Securing the Shared Secret
Store your PSK in a dedicated secrets file. Avoid using simple passwords; a 64-character random string is the minimum for production environments.
sudo nano /etc/swanctl/conf.d/secrets.confsecrets {
ike-hq-branch {
id-1 = 1.2.3.4
id-2 = 5.6.7.8
secret = "V3ry_Str0ng_R4ndom_K3y_Th4t_Is_Unique"
}
}Now, repeat this on Site B. Simply swap the local and remote IP addresses and subnets. The secret must remain identical on both servers.
Step 3: Firewall Rules and the MSS ‘Silent Killer’
Many admins get stuck here. You must open UDP ports 500 and 4500 on your public interface. Furthermore, you need to tell your internal firewall to trust the traffic coming from the remote subnet.
# Open IKE and NAT-T ports
sudo ufw allow 500/udp
sudo ufw allow 4500/udp
# Allow the remote branch subnet to talk to local services
sudo ufw allow from 192.168.20.0/24 to anyThere is one hidden trap: MTU fragmentation. IPsec adds headers to every packet, which can push them over the standard 1500-byte MTU limit. This often results in SSH sessions hanging or web pages failing to load. Fix this by clamping the Maximum Segment Size (MSS) via iptables.
sudo iptables -t mangle -A FORWARD -p tcp --tcp-flags SYN,RST SYN \
-j TCPMSS --clamp-mss-to-pmtuStep 4: Monitoring and Validation
Once your files are saved, reload the configuration. swanctl provides much better feedback than a standard service restart.
sudo swanctl --load-allTo see if the tunnel is active, run the --list-sas command. It shows you the security associations, encryption algorithms, and—most importantly—the byte counters for transmitted data.
sudo swanctl --list-sasA healthy tunnel output looks like this:
hq-to-branch: #1, ESTABLISHED, IKEv2
local '1.2.3.4' @ 1.2.3.4[500]
remote '5.6.7.8' @ 5.6.7.8[500]
AES_CBC-256/HMAC_SHA2_256_128/MODP_2048
net-to-net: #1, INSTALLED, TUNNEL, ESP:AES_CBC-256/HMAC_SHA2_256_128
local 192.168.10.0/24
remote 192.168.20.0/24If you don’t see “ESTABLISHED,” check your logs in real-time using journalctl -f -u strongswan. This will pinpoint exactly where the negotiation is failing, whether it’s a mismatched key or a blocked port. In my experience, 90% of failures are due to simple firewall oversights or typos in the remote IP addresses.

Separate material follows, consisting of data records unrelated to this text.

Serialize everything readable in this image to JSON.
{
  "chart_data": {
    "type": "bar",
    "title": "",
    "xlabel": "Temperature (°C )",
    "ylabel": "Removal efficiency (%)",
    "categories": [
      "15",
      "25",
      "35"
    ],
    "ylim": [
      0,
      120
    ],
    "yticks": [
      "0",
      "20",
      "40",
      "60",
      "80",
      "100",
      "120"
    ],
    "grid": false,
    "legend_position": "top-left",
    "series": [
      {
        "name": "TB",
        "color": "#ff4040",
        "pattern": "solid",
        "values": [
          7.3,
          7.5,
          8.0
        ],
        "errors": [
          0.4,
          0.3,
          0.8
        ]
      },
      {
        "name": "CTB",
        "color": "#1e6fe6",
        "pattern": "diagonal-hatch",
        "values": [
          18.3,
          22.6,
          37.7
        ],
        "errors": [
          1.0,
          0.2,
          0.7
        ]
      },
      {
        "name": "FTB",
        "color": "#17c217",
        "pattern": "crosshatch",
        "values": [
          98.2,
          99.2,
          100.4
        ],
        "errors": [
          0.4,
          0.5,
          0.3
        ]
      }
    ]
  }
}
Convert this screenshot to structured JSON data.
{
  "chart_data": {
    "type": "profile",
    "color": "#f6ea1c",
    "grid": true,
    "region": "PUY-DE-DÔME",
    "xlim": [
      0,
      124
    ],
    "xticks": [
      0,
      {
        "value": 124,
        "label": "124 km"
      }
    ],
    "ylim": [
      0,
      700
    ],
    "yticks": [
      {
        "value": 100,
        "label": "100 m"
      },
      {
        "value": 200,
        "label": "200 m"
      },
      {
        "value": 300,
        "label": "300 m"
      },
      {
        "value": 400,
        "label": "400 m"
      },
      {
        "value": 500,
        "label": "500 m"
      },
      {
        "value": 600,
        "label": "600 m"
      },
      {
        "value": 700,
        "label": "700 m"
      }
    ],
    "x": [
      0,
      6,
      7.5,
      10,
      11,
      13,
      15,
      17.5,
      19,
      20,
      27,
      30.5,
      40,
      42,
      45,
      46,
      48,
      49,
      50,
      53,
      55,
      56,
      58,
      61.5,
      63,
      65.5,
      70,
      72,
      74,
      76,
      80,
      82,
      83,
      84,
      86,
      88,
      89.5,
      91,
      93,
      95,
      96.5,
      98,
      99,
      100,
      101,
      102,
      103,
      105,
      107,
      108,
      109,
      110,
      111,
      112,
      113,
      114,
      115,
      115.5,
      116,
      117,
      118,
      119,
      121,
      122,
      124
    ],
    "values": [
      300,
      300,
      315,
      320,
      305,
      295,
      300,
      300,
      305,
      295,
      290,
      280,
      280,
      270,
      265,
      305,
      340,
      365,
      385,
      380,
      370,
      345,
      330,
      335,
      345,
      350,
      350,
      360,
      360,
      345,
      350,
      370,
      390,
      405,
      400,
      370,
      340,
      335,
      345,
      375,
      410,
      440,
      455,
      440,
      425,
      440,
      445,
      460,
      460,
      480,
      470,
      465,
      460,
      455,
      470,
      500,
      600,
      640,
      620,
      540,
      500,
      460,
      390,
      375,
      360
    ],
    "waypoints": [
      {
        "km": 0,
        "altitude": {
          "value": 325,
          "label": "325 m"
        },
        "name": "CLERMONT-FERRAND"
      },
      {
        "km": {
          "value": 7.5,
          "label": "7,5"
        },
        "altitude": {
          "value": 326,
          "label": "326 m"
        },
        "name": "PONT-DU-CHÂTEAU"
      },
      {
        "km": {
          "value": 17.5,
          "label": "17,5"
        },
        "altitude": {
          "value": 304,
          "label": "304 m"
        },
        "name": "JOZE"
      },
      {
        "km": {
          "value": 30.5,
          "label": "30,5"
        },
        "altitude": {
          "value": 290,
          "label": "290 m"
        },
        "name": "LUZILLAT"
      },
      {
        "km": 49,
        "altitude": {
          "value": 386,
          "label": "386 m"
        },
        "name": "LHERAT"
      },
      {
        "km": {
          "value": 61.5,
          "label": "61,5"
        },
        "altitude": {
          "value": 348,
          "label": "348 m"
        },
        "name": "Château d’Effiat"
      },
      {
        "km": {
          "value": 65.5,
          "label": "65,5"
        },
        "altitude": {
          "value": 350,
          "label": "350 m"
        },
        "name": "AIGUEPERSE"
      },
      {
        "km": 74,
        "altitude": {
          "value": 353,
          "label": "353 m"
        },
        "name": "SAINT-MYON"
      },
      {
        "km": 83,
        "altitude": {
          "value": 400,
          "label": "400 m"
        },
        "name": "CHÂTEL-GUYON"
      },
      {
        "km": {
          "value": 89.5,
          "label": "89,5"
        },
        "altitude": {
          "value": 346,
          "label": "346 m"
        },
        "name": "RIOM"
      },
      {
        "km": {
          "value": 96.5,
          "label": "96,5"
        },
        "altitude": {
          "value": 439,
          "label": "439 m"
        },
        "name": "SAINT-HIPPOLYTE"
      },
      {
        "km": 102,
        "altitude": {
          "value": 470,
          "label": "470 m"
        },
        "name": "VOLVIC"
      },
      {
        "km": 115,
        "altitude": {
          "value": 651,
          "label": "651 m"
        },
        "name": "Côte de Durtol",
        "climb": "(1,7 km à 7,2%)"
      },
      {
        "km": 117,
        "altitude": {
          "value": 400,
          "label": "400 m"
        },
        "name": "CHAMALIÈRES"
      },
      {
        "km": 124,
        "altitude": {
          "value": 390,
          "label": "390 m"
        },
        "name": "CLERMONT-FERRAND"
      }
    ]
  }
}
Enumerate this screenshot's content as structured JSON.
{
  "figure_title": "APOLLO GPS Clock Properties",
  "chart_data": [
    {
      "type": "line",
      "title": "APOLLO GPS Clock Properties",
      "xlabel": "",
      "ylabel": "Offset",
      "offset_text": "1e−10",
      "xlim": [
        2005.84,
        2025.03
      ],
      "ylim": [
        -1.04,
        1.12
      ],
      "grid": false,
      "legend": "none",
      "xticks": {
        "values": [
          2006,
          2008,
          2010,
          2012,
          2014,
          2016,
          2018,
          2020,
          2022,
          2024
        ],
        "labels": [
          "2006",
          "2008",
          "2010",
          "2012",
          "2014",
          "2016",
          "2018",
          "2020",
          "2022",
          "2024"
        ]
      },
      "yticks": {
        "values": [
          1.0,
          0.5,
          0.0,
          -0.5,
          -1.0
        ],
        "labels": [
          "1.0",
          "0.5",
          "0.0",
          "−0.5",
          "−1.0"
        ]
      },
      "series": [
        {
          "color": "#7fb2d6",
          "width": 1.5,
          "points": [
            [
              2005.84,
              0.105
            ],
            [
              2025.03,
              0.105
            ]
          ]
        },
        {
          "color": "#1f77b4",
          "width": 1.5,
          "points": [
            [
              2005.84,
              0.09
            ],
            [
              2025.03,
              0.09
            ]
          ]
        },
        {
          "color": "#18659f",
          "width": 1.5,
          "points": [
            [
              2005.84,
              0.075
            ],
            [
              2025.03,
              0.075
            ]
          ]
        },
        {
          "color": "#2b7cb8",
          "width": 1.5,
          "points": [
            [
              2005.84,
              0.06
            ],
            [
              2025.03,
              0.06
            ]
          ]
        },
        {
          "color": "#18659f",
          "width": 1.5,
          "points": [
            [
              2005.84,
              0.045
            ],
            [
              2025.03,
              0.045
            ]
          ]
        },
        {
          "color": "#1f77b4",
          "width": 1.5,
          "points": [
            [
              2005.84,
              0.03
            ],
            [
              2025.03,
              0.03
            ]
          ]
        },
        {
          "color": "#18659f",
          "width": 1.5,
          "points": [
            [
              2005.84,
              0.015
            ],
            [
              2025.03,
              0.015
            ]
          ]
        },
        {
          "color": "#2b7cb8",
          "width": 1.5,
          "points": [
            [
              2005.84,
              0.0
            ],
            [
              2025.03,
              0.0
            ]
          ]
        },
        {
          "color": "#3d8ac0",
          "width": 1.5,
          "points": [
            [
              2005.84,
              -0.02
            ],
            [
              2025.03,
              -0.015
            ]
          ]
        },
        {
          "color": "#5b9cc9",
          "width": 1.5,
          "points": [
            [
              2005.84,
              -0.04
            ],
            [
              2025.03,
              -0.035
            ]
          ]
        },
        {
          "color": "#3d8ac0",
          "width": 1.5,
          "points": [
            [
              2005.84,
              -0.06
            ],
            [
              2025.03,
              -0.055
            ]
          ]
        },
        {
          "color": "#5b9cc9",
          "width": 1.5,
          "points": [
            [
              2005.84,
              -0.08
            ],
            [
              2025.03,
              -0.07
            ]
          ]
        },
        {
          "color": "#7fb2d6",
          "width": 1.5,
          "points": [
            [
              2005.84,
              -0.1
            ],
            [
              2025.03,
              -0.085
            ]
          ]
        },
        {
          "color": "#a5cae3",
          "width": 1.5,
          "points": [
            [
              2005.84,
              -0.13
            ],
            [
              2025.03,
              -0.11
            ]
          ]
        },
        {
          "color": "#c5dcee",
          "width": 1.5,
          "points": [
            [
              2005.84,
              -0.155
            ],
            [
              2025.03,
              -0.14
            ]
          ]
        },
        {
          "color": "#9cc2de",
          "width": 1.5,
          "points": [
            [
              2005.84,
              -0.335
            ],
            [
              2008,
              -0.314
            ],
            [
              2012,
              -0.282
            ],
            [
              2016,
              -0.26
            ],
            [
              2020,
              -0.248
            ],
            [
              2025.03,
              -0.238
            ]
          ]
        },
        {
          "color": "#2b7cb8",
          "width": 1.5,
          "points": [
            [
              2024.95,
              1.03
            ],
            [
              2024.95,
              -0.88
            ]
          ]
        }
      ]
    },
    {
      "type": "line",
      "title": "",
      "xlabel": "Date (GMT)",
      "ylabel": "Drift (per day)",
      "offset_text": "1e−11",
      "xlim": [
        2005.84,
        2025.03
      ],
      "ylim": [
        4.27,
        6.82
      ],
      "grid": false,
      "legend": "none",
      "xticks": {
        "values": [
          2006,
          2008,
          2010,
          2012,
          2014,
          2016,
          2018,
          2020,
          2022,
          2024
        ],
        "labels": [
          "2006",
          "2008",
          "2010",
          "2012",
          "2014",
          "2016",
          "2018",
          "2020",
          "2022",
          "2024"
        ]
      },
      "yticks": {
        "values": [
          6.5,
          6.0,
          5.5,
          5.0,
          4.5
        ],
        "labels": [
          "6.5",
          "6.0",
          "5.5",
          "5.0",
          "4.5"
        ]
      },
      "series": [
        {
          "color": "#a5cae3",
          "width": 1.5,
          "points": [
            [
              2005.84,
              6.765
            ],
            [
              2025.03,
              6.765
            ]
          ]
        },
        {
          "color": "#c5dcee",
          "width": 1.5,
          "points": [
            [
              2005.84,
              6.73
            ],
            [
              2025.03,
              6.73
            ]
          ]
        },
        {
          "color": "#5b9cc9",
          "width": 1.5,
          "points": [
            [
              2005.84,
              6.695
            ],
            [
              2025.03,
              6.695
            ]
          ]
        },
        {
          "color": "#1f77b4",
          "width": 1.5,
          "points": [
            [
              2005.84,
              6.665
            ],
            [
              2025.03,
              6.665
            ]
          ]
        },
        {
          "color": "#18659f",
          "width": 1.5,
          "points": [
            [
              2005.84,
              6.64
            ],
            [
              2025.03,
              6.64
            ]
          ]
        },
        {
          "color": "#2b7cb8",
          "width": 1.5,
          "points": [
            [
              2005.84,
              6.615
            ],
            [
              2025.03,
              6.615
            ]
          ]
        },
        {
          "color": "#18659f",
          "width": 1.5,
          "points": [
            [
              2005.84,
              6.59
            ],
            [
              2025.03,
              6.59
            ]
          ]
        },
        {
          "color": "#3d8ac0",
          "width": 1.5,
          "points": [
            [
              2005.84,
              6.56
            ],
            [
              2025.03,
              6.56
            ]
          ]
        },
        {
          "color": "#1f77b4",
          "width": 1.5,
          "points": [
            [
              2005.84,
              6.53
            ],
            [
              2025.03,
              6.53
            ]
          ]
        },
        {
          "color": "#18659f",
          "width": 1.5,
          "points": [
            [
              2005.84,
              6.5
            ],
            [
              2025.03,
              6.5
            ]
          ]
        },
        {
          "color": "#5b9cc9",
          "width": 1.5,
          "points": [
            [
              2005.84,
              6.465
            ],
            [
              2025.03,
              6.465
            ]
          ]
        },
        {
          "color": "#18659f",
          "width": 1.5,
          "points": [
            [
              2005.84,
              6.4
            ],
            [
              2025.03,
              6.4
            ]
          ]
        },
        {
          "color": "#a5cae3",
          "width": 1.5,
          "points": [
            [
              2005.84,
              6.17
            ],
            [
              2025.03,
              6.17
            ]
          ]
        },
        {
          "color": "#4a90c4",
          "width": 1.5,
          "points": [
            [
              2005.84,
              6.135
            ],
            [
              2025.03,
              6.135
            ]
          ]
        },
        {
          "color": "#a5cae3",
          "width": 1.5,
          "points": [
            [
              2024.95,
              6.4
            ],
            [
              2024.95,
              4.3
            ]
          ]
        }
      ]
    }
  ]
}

Final Thoughts on Stability
After six months of heavy use, the self-healing capability of IKEv2 has been the standout feature. When our ISP performs maintenance at 3:00 AM, StrongSwan’s Dead Peer Detection (DPD) detects the outage and re-establishes the tunnel the second the path is clear. You get full visibility into your encryption layer, no hidden licensing fees, and the ability to scale your bandwidth simply by resizing your VM instance. It’s a massive win for any lean IT operation.